26 FEBRUARY 1977, Page 22

Royal Scot

John Brewer

Montrose, The King's Champion Max Hastings (Gollanoz £7.50)

Britain's seventeenth-century civil war left deep scars and bitter memories. Even a full hundred years after the Restoration, the conflict and its tragedies had not been forgotten. English Whigs and Tories frequently spoke as if Charles's decapitation had occurred within their lifetimes. No historical event loomed larger in the political consciousness of Englishmen.

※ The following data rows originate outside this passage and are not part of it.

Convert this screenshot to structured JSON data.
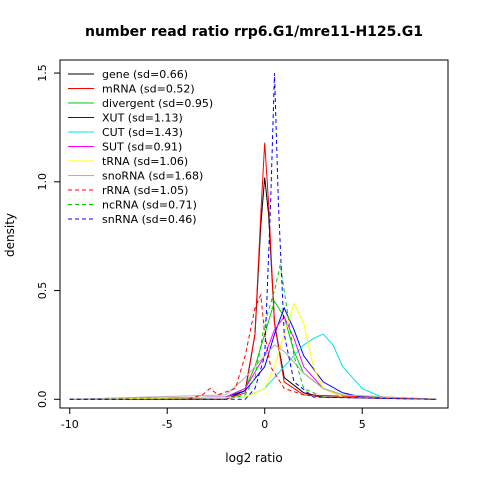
{
  "chart_data": {
    "type": "line",
    "title": "number read ratio rrp6.G1/mre11-H125.G1",
    "xlabel": "log2 ratio",
    "ylabel": "density",
    "xlim": [
      -10.5,
      9.4
    ],
    "ylim": [
      -0.04,
      1.56
    ],
    "xticks": [
      -10,
      -5,
      0,
      5
    ],
    "xtick_labels": [
      "-10",
      "-5",
      "0",
      "5"
    ],
    "yticks": [
      0.0,
      0.5,
      1.0,
      1.5
    ],
    "ytick_labels": [
      "0.0",
      "0.5",
      "1.0",
      "1.5"
    ],
    "grid": false,
    "legend_position": "top-left",
    "series": [
      {
        "name": "gene (sd=0.66)",
        "color": "#000000",
        "dash": "solid",
        "points": [
          [
            -10,
            0
          ],
          [
            -2,
            0
          ],
          [
            -1,
            0.04
          ],
          [
            -0.5,
            0.3
          ],
          [
            -0.2,
            0.8
          ],
          [
            0,
            1.02
          ],
          [
            0.2,
            0.85
          ],
          [
            0.5,
            0.35
          ],
          [
            1,
            0.1
          ],
          [
            2,
            0.03
          ],
          [
            3,
            0.01
          ],
          [
            8.8,
            0
          ]
        ]
      },
      {
        "name": "mRNA (sd=0.52)",
        "color": "#ff0000",
        "dash": "solid",
        "points": [
          [
            -10,
            0
          ],
          [
            -2,
            0
          ],
          [
            -1,
            0.03
          ],
          [
            -0.5,
            0.3
          ],
          [
            -0.2,
            0.85
          ],
          [
            0,
            1.18
          ],
          [
            0.2,
            0.9
          ],
          [
            0.5,
            0.35
          ],
          [
            1,
            0.08
          ],
          [
            2,
            0.02
          ],
          [
            8.8,
            0
          ]
        ]
      },
      {
        "name": "divergent (sd=0.95)",
        "color": "#00cc00",
        "dash": "solid",
        "points": [
          [
            -10,
            0
          ],
          [
            -2,
            0.01
          ],
          [
            -1,
            0.05
          ],
          [
            -0.5,
            0.15
          ],
          [
            0,
            0.3
          ],
          [
            0.5,
            0.45
          ],
          [
            1,
            0.38
          ],
          [
            1.5,
            0.22
          ],
          [
            2,
            0.12
          ],
          [
            3,
            0.05
          ],
          [
            4,
            0.02
          ],
          [
            8.8,
            0
          ]
        ]
      },
      {
        "name": "XUT (sd=1.13)",
        "color": "#0000ff",
        "dash": "solid",
        "points": [
          [
            -10,
            0
          ],
          [
            -2,
            0.01
          ],
          [
            -1,
            0.04
          ],
          [
            0,
            0.15
          ],
          [
            0.5,
            0.3
          ],
          [
            1,
            0.42
          ],
          [
            1.5,
            0.32
          ],
          [
            2,
            0.2
          ],
          [
            3,
            0.08
          ],
          [
            4,
            0.03
          ],
          [
            5,
            0.01
          ],
          [
            8.8,
            0
          ]
        ]
      },
      {
        "name": "CUT (sd=1.43)",
        "color": "#00e5e5",
        "dash": "solid",
        "points": [
          [
            -10,
            0
          ],
          [
            -1,
            0.01
          ],
          [
            0,
            0.05
          ],
          [
            1,
            0.15
          ],
          [
            1.5,
            0.2
          ],
          [
            2,
            0.25
          ],
          [
            2.5,
            0.28
          ],
          [
            3,
            0.3
          ],
          [
            3.5,
            0.25
          ],
          [
            4,
            0.15
          ],
          [
            5,
            0.05
          ],
          [
            6,
            0.01
          ],
          [
            8.8,
            0
          ]
        ]
      },
      {
        "name": "SUT (sd=0.91)",
        "color": "#ff00ff",
        "dash": "solid",
        "points": [
          [
            -10,
            0
          ],
          [
            -2,
            0.01
          ],
          [
            -1,
            0.05
          ],
          [
            0,
            0.2
          ],
          [
            0.5,
            0.32
          ],
          [
            1,
            0.38
          ],
          [
            1.5,
            0.28
          ],
          [
            2,
            0.15
          ],
          [
            3,
            0.05
          ],
          [
            4,
            0.01
          ],
          [
            8.8,
            0
          ]
        ]
      },
      {
        "name": "tRNA (sd=1.06)",
        "color": "#ffff00",
        "dash": "solid",
        "points": [
          [
            -10,
            0
          ],
          [
            -1,
            0.01
          ],
          [
            0,
            0.05
          ],
          [
            0.5,
            0.15
          ],
          [
            1,
            0.3
          ],
          [
            1.5,
            0.44
          ],
          [
            2,
            0.35
          ],
          [
            2.5,
            0.15
          ],
          [
            3,
            0.05
          ],
          [
            4,
            0.01
          ],
          [
            8.8,
            0
          ]
        ]
      },
      {
        "name": "snoRNA (sd=1.68)",
        "color": "#b0b0b0",
        "dash": "solid",
        "points": [
          [
            -10,
            0
          ],
          [
            -2,
            0.02
          ],
          [
            -1,
            0.1
          ],
          [
            0,
            0.2
          ],
          [
            0.5,
            0.25
          ],
          [
            1,
            0.22
          ],
          [
            2,
            0.12
          ],
          [
            3,
            0.05
          ],
          [
            4,
            0.02
          ],
          [
            8.8,
            0
          ]
        ]
      },
      {
        "name": "rRNA (sd=1.05)",
        "color": "#ff0000",
        "dash": "dashed",
        "points": [
          [
            -10,
            0
          ],
          [
            -4,
            0
          ],
          [
            -3.2,
            0.02
          ],
          [
            -2.8,
            0.05
          ],
          [
            -2.4,
            0.02
          ],
          [
            -1.5,
            0.05
          ],
          [
            -1,
            0.2
          ],
          [
            -0.5,
            0.42
          ],
          [
            -0.2,
            0.48
          ],
          [
            0,
            0.3
          ],
          [
            0.3,
            0.15
          ],
          [
            1,
            0.05
          ],
          [
            2,
            0.02
          ],
          [
            3,
            0.01
          ],
          [
            8.8,
            0
          ]
        ]
      },
      {
        "name": "ncRNA (sd=0.71)",
        "color": "#00cc00",
        "dash": "dashed",
        "points": [
          [
            -10,
            0
          ],
          [
            -2,
            0
          ],
          [
            -1,
            0.02
          ],
          [
            -0.5,
            0.1
          ],
          [
            0,
            0.35
          ],
          [
            0.5,
            0.5
          ],
          [
            0.8,
            0.62
          ],
          [
            1,
            0.5
          ],
          [
            1.5,
            0.2
          ],
          [
            2,
            0.05
          ],
          [
            3,
            0.01
          ],
          [
            8.8,
            0
          ]
        ]
      },
      {
        "name": "snRNA (sd=0.46)",
        "color": "#0000ff",
        "dash": "dashed",
        "points": [
          [
            -10,
            0
          ],
          [
            -1,
            0
          ],
          [
            -0.5,
            0.05
          ],
          [
            0,
            0.2
          ],
          [
            0.3,
            0.9
          ],
          [
            0.5,
            1.5
          ],
          [
            0.7,
            0.9
          ],
          [
            1,
            0.3
          ],
          [
            1.5,
            0.08
          ],
          [
            2.5,
            0.01
          ],
          [
            8.8,
            0
          ]
        ]
      }
    ]
  }
}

But the civil war, as we parochial English are inclined to forget, was a conflict that affected the entire British Isles. The socalled Celtic fringe was often the centre of hostilities. The Scots and the Irish, not the English gentry, finally put paid to Charles's 'Policy of Thorough,' and some of the most brutal battles and massacres occurred on Celtic soil. In Ireland it is the victor who is remembered. Cromwell's bloody but brilliant conquest of a land that had ruined the reputation of more than one military genius, left dreadful memories that linger today. But in Scotland the loser won the historical spoils. It is not the dour Covenanting generals but the quicksilver military genius of Jamie Graham, Marquis of Montrose, which captures the imagination.

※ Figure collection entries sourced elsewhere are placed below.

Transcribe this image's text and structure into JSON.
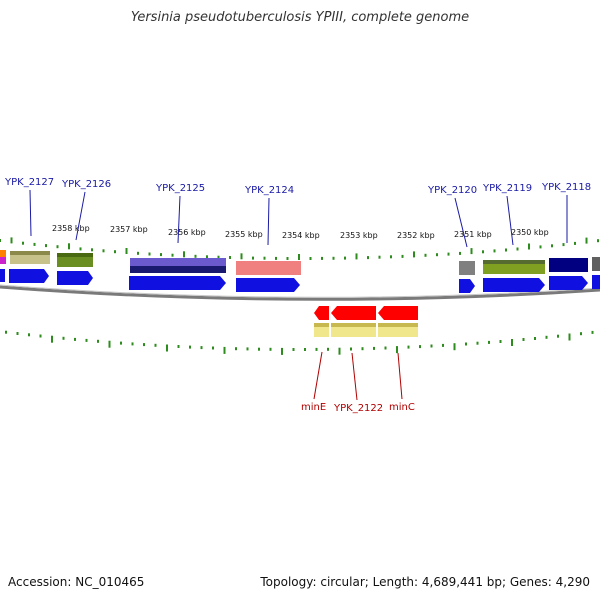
{
  "title": "Yersinia pseudotuberculosis YPIII, complete genome",
  "footer": {
    "accession": "Accession: NC_010465",
    "summary": "Topology: circular; Length: 4,689,441 bp; Genes: 4,290"
  },
  "colors": {
    "backbone": "#808080",
    "tick": "#2e8b1e",
    "cds": "#1010e0",
    "cds_reverse": "#ff0000",
    "label_forward": "#1a1aa6",
    "label_reverse": "#b00000"
  },
  "scale_labels": [
    {
      "text": "2358 kbp"
    },
    {
      "text": "2357 kbp"
    },
    {
      "text": "2356 kbp"
    },
    {
      "text": "2355 kbp"
    },
    {
      "text": "2354 kbp"
    },
    {
      "text": "2353 kbp"
    },
    {
      "text": "2352 kbp"
    },
    {
      "text": "2351 kbp"
    },
    {
      "text": "2350 kbp"
    }
  ],
  "gene_labels_forward": [
    {
      "text": "YPK_2127"
    },
    {
      "text": "YPK_2126"
    },
    {
      "text": "YPK_2125"
    },
    {
      "text": "YPK_2124"
    },
    {
      "text": "YPK_2120"
    },
    {
      "text": "YPK_2119"
    },
    {
      "text": "YPK_2118"
    }
  ],
  "gene_labels_reverse": [
    {
      "text": "minE"
    },
    {
      "text": "YPK_2122"
    },
    {
      "text": "minC"
    }
  ]
}
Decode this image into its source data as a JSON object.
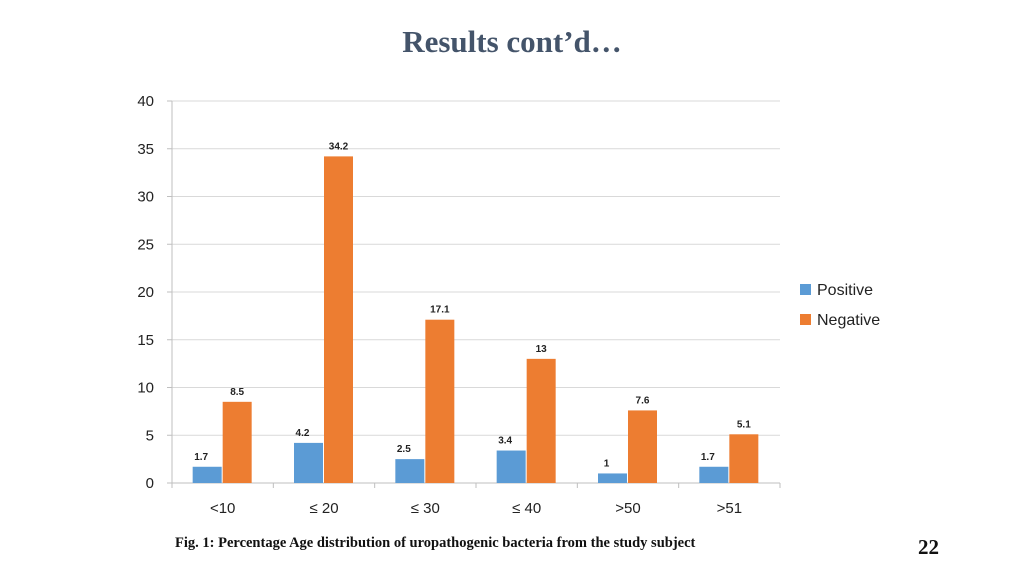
{
  "slide": {
    "title": "Results cont’d…",
    "caption_prefix": "Fig. 1: P",
    "caption_rest": "ercentage Age distribution of uropathogenic bacteria from the study subject",
    "page_number": "22"
  },
  "chart_data": {
    "type": "bar",
    "title": "",
    "xlabel": "",
    "ylabel": "",
    "categories": [
      "<10",
      "≤ 20",
      "≤ 30",
      "≤ 40",
      ">50",
      ">51"
    ],
    "series": [
      {
        "name": "Positive",
        "color": "#5b9bd5",
        "values": [
          1.7,
          4.2,
          2.5,
          3.4,
          1,
          1.7
        ]
      },
      {
        "name": "Negative",
        "color": "#ed7d31",
        "values": [
          8.5,
          34.2,
          17.1,
          13,
          7.6,
          5.1
        ]
      }
    ],
    "ylim": [
      0,
      40
    ],
    "yticks": [
      0,
      5,
      10,
      15,
      20,
      25,
      30,
      35,
      40
    ],
    "grid": true,
    "legend": "right",
    "data_labels": true
  }
}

Max Hastings has produced a wonderfully sympathetic and beautifully written biography of this most charismatic of Scottish royalists. He deftly sketches the prologue to Montrose's triumphs: his early allegiance to the Covenanters, gradual conversion to the royalist cause, and extreme frustration as he pined for Scotland and la vie militaire at Charles's court in Oxford. The subsequent tale is one of extraordinary military glory. Against what were almost invariably overwhelming odds, and with a motley crew of Irishmen and Highland clansmen, Montrose singlehandedly won the Highlands for the royalist cause,

But victory, as Hastings shows, created new problems. The Marquis's Highland campaign was a specialised type of warfare at which he excelled. In effect, and despite the legitimacy conferred by Charles's imprimatur, Montrose fought a high-class guerrilla war dependent for its success upon an intimate knowledge of the locality, the sort of terrain that hampered conventional troop movements, and lightning strikes that caught the enemy unprepared and off balance. This sort of campaign was not feasible in the Lowlands, especially after so many of Montrose's clansmen returned to their highland homes. The truth of the matter was that Montrose could win battle after battle, and make every Covenanter tremble in his boots, but he could not win

the war without royalist aid from England— and after Naseby that was a pipedream.

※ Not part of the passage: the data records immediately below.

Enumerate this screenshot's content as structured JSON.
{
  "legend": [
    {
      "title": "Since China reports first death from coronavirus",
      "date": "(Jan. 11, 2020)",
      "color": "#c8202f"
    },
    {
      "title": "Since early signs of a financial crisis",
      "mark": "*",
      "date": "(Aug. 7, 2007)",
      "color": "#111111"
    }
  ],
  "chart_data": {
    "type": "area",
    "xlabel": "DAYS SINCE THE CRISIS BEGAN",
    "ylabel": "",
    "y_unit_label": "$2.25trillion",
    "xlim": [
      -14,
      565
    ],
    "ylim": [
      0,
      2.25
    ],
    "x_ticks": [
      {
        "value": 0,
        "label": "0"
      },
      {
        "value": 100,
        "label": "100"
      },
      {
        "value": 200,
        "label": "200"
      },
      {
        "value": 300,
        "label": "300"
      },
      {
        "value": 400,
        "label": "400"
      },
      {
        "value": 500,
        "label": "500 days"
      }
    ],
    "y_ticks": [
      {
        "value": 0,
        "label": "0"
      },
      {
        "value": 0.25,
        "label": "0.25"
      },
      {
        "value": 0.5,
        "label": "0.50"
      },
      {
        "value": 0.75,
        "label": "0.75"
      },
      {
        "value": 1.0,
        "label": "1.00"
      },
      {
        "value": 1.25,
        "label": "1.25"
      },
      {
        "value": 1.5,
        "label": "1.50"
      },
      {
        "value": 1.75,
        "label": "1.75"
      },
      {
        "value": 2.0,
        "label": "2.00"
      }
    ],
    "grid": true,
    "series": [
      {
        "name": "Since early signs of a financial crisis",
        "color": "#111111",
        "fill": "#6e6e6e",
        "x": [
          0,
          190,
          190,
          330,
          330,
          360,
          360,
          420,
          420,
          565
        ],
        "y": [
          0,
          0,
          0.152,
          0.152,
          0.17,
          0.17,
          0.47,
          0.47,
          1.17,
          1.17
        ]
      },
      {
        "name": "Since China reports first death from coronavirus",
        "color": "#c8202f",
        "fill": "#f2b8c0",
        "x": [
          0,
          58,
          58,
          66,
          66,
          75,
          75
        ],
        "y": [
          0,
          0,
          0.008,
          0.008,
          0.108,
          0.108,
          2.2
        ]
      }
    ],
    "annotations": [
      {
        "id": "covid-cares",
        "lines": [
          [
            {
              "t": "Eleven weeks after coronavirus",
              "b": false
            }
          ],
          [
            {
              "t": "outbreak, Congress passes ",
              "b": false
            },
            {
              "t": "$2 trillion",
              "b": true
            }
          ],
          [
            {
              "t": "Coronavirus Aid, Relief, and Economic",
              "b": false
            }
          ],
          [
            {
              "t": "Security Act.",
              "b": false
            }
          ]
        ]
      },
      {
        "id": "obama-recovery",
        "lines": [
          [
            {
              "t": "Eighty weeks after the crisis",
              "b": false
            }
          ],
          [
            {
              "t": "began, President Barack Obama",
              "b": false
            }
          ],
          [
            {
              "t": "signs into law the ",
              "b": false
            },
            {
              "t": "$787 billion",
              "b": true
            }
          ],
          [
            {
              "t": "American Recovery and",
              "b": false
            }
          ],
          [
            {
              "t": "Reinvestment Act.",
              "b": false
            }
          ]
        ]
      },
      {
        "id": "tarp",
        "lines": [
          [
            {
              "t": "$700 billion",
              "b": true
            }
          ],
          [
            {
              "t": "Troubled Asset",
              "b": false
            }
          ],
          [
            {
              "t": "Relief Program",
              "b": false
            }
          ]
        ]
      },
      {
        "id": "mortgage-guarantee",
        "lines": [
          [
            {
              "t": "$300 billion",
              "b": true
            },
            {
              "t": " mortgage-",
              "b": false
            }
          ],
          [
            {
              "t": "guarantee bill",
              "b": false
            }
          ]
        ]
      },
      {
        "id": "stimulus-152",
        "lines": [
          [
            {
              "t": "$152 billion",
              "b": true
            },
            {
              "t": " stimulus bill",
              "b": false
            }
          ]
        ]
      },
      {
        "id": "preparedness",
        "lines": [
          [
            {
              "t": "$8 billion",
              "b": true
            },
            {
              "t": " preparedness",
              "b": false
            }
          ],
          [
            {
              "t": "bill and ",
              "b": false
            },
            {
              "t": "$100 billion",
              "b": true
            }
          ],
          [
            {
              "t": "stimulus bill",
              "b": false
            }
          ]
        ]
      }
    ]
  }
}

Yet it is hard to be dispassionate about this unwavering and determined man who, after the execution of Charles, tried one desperate last throw for the royalist cause. Montrose's expedition of 1650—his 'Passion' as he called it—showed, in the best chivalric fashion, that if he had to lose he was determined to die. His martyrdom paralleled that of Charles. Hastings, despite his occasional criticisms, is determinedly on Montrose's side. His romantic and passionate account is too engaged to pass muster as solid history, and will no doubt stir the wrath of the remaining Cromwellians amongst us. But if you are a royalist, yearn for action and love the smell of the heather you could not hope for a better book.